Daseinsvorsorge als Staatsziel
Eine zentrale Forderung des Österreichischen Städtebundes, des Österreichischen Gemeindebundes und der Gewerkschaft der Gemeindebediensteten ist die Daseinsvorsorge als Staatsziel, wobei das öffentliche Interesse gegenüber der Gewinnmaximierung eindeutig im Vordergrund steht, ein Konnex zwischen Aufgaben- , Ausgaben- und Einnahmenverantwortung hergestellt und die Solidarität Vorrang vor dem Wettbewerb haben soll. Seit langem wird die Verankerung der kommunalen Daseinsvorsorge als Gemeindeaufgabe in der Bundesverfassung gefordert (Forderungspapier Oktober 2008).
Wenn nun die Unterziele Gewinnorientierung und Effizienz über das öffentliche Sachziel gestellt werden, kommt es zu einer Zieltransformation in Richtung Privatisierung und werden der Staat und ihre demokratisch gewählten Repräsentanten vom Markt gesteuert.
"Moody's rules the world": Die Rating-Agenturen maßen sich an, den Staat zu bewerten und ihn über Schulden und Zinsen zu steuern; die Politik wird so ins Abseits gedrängt
Dabei wurde völlig übersehen, dass der Rechnungsstil vom Rechnungsziel abhängt und der öffentliche Dienst ganz andere Ziele, nämlich gesamtwirtschaftliche Wohlfahrtsziele verfolgt. Das öffentliche Haushalts- und Rechnungswesen gründet sich auf dem öffentlichen Recht.
Bund, Länder und Gemeinden sind keine Kaufleute, sondern dienen dem öffentlichen Interesse der Bürger!
Österreich verfügt über ein einheitliches Haushaltswesen auf Basis öffentlichen Rechts.
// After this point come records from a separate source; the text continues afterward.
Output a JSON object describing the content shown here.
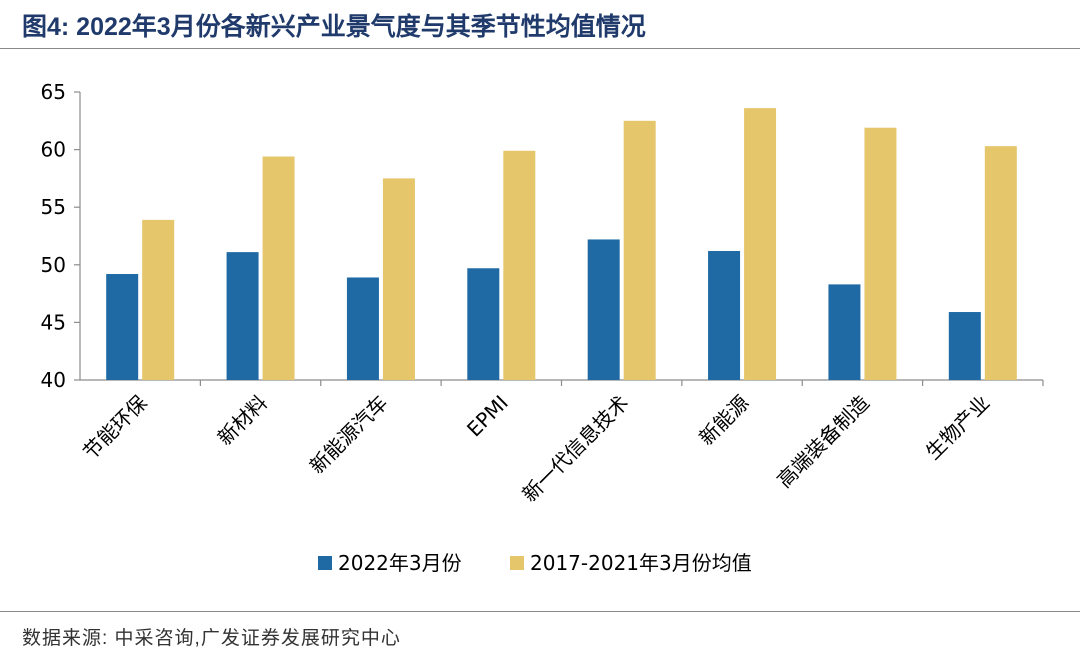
{
  "title": "图4:  2022年3月份各新兴产业景气度与其季节性均值情况",
  "source": "数据来源:  中采咨询,广发证券发展研究中心",
  "colors": {
    "series_2022": "#1f6aa5",
    "series_avg": "#e6c66b",
    "axis": "#8c8c8c",
    "title": "#1f3a6b"
  },
  "chart_data": {
    "type": "bar",
    "categories": [
      "节能环保",
      "新材料",
      "新能源汽车",
      "EPMI",
      "新一代信息技术",
      "新能源",
      "高端装备制造",
      "生物产业"
    ],
    "series": [
      {
        "name": "2022年3月份",
        "values": [
          49.2,
          51.1,
          48.9,
          49.7,
          52.2,
          51.2,
          48.3,
          45.9
        ]
      },
      {
        "name": "2017-2021年3月份均值",
        "values": [
          53.9,
          59.4,
          57.5,
          59.9,
          62.5,
          63.6,
          61.9,
          60.3
        ]
      }
    ],
    "ylim": [
      40,
      65
    ],
    "yticks": [
      40,
      45,
      50,
      55,
      60,
      65
    ],
    "xlabel": "",
    "ylabel": "",
    "grid": false,
    "legend": "bottom"
  }
}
Das Rechnungsziel ist nicht der Gewinn, sondern die Wohlfahrt, weshalb kein Anlass besteht von der Kameralistik abzugehen. Benötigt wird ein Haushaltswesen, das den finanz-, betriebs- und gesamtwirtschaftlichen Ansprüchen gerecht wird.
Die Übertragung von New Public Management-Methoden (NPM) sowie die Einführung der kaufmännischen Buchführung in Anlehnung an Standards wie IPSAS wird nicht empfohlen. So kommt eine OECD-Studie über die Haushaltsreform in Australien zu folgendem Urteil: "The experience of accrual budgeting has been disappointing ...". NPM wird neuerdings als veraltet erkannt und sogar für "tot erklärt" - eine leider sehr späte Erkenntnis!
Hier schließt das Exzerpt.